The number of people planning to tactically vote has more than doubled since 2015 - and one group of voters is disproportionately likely to indulge, new figures have shown.
A study by the Electoral Reform Society found 20 per cent of voters are planning tactical moves when they enter the booth on 8 June, compared with nine per cent who did it last time.
Meanwhile, 58 per cent said they will vote for the candidate or party they most prefer.
And Ukip voters are more likely than anyone else to vote tactically, with a third of those who voted for the party in 2015 saying they will vote for the candidate best positioned to block another representative they don't like, rather than their preferred candidate.

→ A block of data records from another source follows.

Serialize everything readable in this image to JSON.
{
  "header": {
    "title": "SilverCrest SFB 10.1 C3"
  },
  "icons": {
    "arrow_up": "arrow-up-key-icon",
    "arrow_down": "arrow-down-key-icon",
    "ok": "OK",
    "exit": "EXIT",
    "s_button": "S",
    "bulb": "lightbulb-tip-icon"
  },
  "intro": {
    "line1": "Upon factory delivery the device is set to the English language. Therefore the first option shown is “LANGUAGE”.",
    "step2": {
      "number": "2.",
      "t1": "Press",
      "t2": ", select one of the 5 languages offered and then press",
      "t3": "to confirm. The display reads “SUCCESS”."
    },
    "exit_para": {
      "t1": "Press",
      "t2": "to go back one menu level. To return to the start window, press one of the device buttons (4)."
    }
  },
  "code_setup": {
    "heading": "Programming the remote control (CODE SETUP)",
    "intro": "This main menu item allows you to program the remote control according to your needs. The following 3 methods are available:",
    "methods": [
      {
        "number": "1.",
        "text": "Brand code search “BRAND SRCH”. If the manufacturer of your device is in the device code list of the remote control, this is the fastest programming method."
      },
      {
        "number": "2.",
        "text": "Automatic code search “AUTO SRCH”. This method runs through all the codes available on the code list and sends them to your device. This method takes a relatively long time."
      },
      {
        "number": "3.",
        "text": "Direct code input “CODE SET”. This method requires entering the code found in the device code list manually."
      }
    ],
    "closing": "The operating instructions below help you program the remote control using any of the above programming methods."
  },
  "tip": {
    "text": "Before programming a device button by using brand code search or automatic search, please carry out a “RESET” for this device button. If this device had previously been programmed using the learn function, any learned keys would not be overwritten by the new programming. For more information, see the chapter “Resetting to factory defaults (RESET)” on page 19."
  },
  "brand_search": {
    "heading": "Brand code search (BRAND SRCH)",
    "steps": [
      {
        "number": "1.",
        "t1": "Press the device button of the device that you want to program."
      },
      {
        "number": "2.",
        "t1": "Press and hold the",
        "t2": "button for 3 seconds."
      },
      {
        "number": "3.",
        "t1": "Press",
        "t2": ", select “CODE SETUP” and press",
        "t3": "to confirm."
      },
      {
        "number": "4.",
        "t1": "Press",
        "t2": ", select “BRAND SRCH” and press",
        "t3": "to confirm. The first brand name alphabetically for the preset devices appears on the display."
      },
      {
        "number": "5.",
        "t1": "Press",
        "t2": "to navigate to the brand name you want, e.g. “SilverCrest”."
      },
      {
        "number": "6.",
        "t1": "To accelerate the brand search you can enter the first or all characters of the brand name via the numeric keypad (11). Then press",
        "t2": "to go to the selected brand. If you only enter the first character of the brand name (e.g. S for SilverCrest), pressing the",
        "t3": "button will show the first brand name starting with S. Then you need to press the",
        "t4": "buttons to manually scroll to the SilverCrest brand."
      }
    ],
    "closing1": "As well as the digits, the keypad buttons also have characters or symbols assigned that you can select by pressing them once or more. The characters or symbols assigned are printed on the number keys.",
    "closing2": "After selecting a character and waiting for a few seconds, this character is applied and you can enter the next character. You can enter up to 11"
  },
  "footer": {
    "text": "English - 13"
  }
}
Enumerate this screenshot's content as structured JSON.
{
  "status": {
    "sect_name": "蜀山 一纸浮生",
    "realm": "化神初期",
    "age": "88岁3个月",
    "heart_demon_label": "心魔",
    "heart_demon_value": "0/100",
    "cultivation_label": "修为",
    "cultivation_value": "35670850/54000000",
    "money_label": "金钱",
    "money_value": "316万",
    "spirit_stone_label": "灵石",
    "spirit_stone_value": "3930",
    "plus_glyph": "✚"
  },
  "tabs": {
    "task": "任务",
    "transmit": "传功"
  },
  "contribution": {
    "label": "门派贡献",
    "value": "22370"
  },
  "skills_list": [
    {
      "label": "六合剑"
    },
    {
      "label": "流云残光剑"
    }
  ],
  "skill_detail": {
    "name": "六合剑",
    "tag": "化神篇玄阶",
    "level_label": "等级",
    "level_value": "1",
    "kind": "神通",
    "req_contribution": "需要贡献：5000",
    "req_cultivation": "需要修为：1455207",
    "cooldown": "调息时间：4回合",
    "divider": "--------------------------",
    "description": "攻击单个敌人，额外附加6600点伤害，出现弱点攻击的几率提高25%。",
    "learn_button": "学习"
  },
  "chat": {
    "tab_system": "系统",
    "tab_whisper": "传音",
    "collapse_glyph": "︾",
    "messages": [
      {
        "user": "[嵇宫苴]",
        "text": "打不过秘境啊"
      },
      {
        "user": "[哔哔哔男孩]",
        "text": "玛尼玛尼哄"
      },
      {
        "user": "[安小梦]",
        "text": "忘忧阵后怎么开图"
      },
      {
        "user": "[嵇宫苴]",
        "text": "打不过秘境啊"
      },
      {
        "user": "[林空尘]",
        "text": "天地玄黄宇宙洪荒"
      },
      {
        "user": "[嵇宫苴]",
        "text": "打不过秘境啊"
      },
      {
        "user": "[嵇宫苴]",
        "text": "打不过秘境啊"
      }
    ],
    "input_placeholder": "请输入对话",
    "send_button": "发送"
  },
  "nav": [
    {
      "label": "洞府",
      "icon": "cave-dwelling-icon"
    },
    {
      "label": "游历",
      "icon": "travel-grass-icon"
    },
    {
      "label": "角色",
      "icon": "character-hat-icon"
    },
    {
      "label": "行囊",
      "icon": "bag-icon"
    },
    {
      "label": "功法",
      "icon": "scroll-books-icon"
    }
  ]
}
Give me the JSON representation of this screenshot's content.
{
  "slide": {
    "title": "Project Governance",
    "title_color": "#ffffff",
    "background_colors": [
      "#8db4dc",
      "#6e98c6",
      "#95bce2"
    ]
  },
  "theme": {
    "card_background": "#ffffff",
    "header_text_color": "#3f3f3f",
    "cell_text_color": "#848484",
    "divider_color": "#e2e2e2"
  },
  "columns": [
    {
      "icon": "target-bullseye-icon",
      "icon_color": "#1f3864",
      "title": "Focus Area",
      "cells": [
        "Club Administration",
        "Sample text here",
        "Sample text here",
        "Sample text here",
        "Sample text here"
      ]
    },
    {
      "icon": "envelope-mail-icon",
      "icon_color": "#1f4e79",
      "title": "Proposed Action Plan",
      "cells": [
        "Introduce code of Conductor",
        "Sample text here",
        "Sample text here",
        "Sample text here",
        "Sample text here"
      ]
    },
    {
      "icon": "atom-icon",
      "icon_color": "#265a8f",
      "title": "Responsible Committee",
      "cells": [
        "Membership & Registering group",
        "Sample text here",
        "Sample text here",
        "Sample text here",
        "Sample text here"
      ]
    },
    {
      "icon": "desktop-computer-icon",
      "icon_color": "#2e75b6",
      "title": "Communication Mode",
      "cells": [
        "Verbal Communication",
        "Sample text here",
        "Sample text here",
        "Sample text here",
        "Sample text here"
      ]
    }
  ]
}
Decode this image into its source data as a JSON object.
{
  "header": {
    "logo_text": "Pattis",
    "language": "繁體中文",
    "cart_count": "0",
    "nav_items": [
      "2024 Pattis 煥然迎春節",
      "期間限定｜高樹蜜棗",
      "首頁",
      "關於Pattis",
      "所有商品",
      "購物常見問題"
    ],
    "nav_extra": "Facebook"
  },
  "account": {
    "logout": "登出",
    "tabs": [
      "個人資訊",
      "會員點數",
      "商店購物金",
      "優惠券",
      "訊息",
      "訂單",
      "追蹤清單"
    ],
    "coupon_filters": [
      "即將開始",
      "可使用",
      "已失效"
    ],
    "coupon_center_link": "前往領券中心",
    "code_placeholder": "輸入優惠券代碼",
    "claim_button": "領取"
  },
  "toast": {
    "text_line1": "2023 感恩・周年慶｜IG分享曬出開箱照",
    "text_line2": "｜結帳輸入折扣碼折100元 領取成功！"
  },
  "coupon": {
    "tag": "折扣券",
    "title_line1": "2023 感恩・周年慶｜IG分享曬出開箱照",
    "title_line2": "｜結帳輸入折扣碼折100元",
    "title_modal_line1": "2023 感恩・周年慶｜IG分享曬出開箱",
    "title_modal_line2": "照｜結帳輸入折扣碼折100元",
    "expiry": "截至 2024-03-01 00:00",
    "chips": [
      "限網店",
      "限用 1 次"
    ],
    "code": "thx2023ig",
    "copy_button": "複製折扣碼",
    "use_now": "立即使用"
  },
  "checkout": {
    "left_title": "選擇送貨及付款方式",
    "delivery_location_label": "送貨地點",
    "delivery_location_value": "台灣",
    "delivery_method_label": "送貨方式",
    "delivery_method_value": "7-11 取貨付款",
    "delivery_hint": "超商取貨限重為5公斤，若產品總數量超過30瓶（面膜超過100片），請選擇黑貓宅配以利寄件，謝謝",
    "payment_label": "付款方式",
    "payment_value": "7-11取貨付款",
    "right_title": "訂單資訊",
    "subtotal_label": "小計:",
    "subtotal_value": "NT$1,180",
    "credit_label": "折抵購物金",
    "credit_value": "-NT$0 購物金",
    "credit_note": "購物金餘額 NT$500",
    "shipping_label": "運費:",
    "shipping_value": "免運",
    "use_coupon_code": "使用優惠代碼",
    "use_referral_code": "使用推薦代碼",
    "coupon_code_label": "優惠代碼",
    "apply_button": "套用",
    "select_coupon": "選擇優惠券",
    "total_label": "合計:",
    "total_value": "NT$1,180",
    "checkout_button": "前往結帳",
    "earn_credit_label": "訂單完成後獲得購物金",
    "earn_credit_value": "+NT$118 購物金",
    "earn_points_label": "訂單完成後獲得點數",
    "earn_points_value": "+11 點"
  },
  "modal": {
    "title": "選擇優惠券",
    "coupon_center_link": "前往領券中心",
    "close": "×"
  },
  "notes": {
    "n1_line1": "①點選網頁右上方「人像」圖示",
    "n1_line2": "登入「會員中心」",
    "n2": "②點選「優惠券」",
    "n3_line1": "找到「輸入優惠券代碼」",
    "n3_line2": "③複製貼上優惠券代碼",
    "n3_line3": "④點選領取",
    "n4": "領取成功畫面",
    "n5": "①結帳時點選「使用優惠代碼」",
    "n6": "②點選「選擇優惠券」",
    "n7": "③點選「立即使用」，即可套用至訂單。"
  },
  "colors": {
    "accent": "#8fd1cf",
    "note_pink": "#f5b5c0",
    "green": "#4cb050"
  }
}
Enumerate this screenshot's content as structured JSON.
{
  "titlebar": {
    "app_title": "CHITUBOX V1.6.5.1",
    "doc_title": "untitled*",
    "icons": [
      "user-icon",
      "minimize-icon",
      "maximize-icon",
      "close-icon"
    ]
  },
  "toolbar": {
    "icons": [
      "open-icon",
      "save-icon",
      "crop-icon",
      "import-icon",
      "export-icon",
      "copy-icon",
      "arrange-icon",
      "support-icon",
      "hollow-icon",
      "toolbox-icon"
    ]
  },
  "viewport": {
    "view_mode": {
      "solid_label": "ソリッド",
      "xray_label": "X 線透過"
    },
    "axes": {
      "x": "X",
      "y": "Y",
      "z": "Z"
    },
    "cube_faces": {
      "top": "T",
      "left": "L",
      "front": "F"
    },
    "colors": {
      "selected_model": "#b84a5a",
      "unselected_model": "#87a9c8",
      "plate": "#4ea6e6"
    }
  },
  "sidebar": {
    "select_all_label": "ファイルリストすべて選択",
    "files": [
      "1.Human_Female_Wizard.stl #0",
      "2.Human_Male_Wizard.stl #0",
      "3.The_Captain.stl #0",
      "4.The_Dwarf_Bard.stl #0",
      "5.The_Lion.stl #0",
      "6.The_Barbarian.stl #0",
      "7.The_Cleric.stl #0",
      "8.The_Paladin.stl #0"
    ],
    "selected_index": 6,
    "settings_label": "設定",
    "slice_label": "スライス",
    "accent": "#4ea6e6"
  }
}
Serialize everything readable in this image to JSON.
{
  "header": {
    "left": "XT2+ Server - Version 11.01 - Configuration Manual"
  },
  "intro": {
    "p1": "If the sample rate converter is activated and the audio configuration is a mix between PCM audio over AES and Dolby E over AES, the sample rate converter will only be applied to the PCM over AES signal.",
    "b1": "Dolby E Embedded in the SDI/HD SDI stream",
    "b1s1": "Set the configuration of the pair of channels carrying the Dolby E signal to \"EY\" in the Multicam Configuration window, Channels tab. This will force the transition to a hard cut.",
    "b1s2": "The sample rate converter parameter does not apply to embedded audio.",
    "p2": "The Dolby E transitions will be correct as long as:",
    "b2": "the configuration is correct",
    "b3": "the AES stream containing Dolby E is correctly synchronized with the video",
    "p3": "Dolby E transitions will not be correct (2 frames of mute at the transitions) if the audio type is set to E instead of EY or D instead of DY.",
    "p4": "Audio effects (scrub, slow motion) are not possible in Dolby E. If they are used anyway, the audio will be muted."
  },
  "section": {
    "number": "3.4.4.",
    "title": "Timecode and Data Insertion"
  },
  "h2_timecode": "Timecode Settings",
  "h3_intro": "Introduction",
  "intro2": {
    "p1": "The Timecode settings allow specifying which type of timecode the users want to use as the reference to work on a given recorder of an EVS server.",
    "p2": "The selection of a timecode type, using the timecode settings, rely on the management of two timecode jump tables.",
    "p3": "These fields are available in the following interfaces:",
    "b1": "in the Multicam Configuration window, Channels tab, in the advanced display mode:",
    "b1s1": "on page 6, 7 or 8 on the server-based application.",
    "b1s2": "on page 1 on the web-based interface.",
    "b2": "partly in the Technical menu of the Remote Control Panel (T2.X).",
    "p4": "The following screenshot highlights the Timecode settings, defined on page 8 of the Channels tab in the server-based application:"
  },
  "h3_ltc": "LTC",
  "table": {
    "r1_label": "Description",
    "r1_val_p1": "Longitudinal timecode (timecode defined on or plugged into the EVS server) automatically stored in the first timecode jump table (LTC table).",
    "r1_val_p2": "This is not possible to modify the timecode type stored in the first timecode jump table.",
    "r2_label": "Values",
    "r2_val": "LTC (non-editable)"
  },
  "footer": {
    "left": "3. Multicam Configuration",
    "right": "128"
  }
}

At the other end of the scale were SNP voters, with just six per cent saying they will vote tactically next week.
"A huge proportion of people [are] having to hold their nose and opt for a ‘lesser evil’ rather than who they actually support – and a significant and worrying rise on the last election," said Darren Hughes, the society's deputy chief executive.
The news came as polls showed the Conservatives' gain over Labour, which at one point stood at 21 points, had fallen considerably, prompting bookies to offer odds for Boris Johnson and Amber Rudd to become the next Prime Minister.
Best for Britain?
In April Brexit campaigner Gina Miller made headlines when she said her crowdfunded tactical voting campaign, Best for Britain, had raised £300,000 in a week.
"Only tactical voting in this election can ensure that parliament plays its full role in the future of this country," she told a crowd at its launch.
"Achieving what is best for Britain needs thoughtful responsible leadership from whoever is elected as Prime Minister and a strong effective parliament to hold that Prime Minister to account."